Riboflavin present in quinoa reduces the frequency of migraine attacks by producing energy in brain metabolism and muscle cells. Presence of potassium and magnesium in quinoa prevents clogging of arteries. Quinoa is low in saturated fat and cholesterol which transforms it into an ideal food for a consumer who is interested in his own health.

Quinoa is an important source of calcium for healthy bone, teeth and skin. This type of grain can be consumed by people who are allergic to wheat and suffer from celiac disease, because it not contain gluten. Quinoa is a great source of fiber which helps beneficial for the body and for the easier colon emptying.

The food is rich in carbohydrates and is an efficient source of energy for children and athletes. Quinoa has a high level of insoluble fiber which helps prevent the formation of gallstones, especially in women who are prone to this.

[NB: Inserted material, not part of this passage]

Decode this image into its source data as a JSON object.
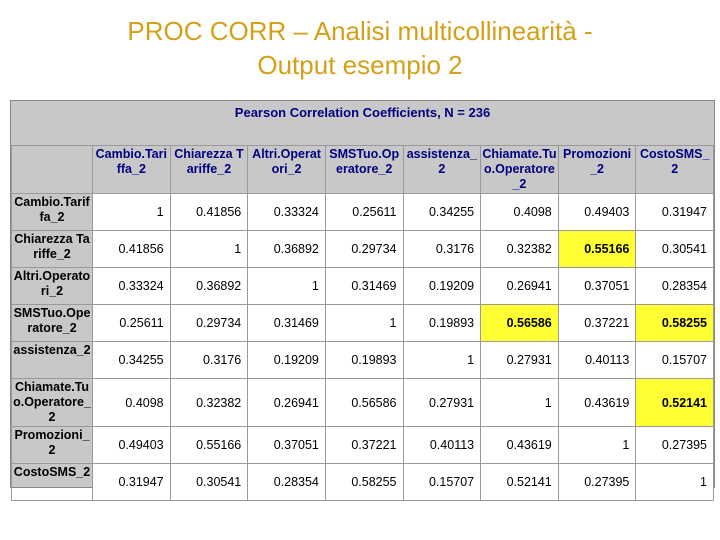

Quinoa is not a food that prone to allergies and does not contain large amounts of purines. Since it is a Amaranthaceae-Chenopodiaceae family member, it contains oxalate in different stages of growth. People who are advised to restrict their oxalate in the diet should avoid eating quinoa.

Guidelines for preparation

Quinoa seeds have a saponin coating which gives them a bitter taste and because of which are quite toxic. They must be covered by water at least 15 minutes and rinse under cold water to preserve the delicate aroma. Soaking in water helps quinoa to be uniformed cooked.

You can leave quinoa in boiling water for 5 minutes if you do not have time. Cereals can be prepared in the same way as boiled rice. Boil one cup of quinoa in two cups of water and will cook for 15 minutes. Leave it aside to absorb water.

The seeds will grow significantly in size and have a gummy texture. For taste add salt and black pepper. Quinoa can be served for breakfast as oats porridge with nuts and fruits added. Quinoa flour can be added to cakes and muffins to give them a better taste.